Des discussions ont eu lieu à la Knesset concernant l’application de la loi, ces dernières semaines. La semaine dernière, une réunion de la commission des Affaires étrangères et de la Défense a été consacrée au sujet, une réunion qui a eu lieu à huis-clos. Au début des échanges, le député Yuli Edelstein, président de la commission, a donné à Kobi Samerano, le père de feu Jonathan Samerano, l’occasion de rendre ses propos publics. Le corps sans vie de Jonathan se trouve encore entre les mains du Hamas, à Gaza.

« Je traverse les instants les plus durs de ma vie », a dit Samerano. « D’un côté, il y a beaucoup de joie pour ces [otages] qui rentrent, mais d’un autre, il y a la pensée de ceux qui restent là-bas ».

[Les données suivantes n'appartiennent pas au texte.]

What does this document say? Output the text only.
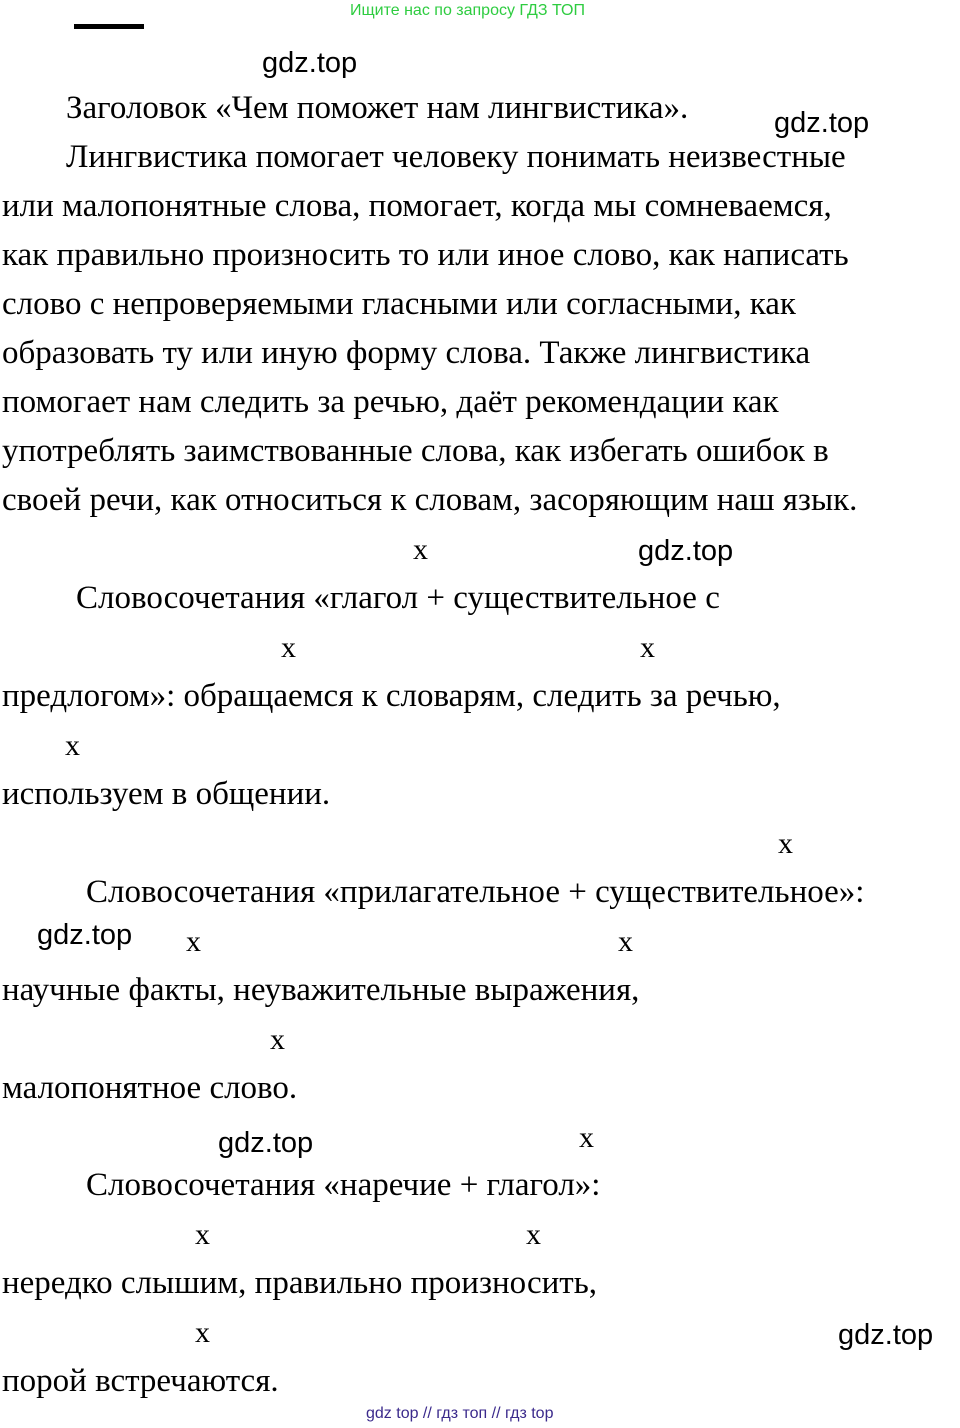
Ищите нас по запросу ГДЗ ТОП
gdz.top
gdz.top
gdz.top
gdz.top
gdz.top
gdz.top
Заголовок «Чем поможет нам лингвистика».
Лингвистика помогает человеку понимать неизвестные
или малопонятные слова, помогает, когда мы сомневаемся,
как правильно произносить то или иное слово, как написать
слово с непроверяемыми гласными или согласными, как
образовать ту или иную форму слова. Также лингвистика
помогает нам следить за речью, даёт рекомендации как
употреблять заимствованные слова, как избегать ошибок в
своей речи, как относиться к словам, засоряющим наш язык.
x
Словосочетания «глагол + существительное с
x	x
предлогом»: обращаемся к словарям, следить за речью,
x
используем в общении.
x
Словосочетания «прилагательное + существительное»:
x	x
научные факты, неуважительные выражения,
x
малопонятное слово.
x
Словосочетания «наречие + глагол»:
x	x
нередко слышим, правильно произносить,
x
порой встречаются.
gdz top // гдз топ // гдз top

« L’UNRWA avait – et a toujours – la capacité de me ramener mon fils, mais choisit de ne pas le faire. L’UNRWA est une organisation terroriste dont les employés ont participé aux atrocités du 7 octobre, et l’État d’Israël ne peut pas permettre qu’une exception soit faite à la loi qui a été votée », a-t-il conclu.

Amis et famille lors d’une cérémonie d’adieu à Jonathan Samerano, assassiné par des terroristes du Hamas et dont le corps est toujours détenu dans la bande de Gaza. La cérémonie s’est déroulée à Tel Aviv, le 4 décembre 2023. (Crédit : Avshalom Sassoni/Flash90)

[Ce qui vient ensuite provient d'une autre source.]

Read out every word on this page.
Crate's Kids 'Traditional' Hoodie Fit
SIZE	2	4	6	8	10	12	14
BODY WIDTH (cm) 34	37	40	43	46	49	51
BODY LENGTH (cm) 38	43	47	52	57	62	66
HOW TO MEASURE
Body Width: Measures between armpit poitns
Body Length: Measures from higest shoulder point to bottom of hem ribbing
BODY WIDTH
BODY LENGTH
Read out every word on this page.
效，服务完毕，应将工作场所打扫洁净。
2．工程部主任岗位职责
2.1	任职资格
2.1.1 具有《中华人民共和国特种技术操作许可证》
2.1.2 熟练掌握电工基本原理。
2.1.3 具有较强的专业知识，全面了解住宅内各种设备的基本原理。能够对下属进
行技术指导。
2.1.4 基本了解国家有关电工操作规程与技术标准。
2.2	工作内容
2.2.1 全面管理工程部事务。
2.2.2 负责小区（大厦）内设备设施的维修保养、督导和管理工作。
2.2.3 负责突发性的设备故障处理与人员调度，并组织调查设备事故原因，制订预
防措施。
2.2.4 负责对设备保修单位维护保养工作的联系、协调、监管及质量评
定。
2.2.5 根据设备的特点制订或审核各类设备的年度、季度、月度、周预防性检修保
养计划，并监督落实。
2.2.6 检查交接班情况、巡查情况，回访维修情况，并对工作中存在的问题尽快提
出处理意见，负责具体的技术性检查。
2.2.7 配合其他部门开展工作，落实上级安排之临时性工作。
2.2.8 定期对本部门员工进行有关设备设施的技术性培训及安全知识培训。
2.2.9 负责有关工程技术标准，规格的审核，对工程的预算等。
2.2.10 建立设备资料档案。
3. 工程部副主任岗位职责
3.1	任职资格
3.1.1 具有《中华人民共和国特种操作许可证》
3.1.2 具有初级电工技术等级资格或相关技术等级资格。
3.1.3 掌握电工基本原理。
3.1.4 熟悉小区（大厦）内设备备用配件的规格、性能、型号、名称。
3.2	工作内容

Lundi, un représentant du ministère des Finances, Yuri Metzlaoui, a déclaré à la commission des Finances de la Knesset que la mise en œuvre de la loi entraînerait l’annulation de diverses exemptions accordées à l’UNRWA au fil des ans.

Selon l’interprétation du ministère des Finances, l’annulation des exemptions accordées à l’UNRWA ne nécessite pas d’ordonnance déclaratoire supplémentaire. Lorsque la loi entrera en vigueur, les exonérations et les avantages fiscaux accordés à l’UNRWA – tels que la TVA, les droits de douane, les droits d’accise et les droits d’achat – cesseront automatiquement. Ceci est dû à l’interdiction faite aux fonctionnaires des différents départements du ministère des Finances de correspondre avec les représentants de l’UNRWA ou d’entretenir un quelconque contact avec eux.

La députée Yulia Malinovsky de Yisrael Beytenu, qui a piloté la loi tout au long du processus législatif et qui fait maintenant pression pour que la Knesset contrôle sa mise en œuvre, a fait valoir lors de la discussion que le ministère des Finances devrait émettre des ordres directs interdisant toute communication avec l’UNRWA. Selon elle, il ne suffit pas d’interrompre passivement les contacts.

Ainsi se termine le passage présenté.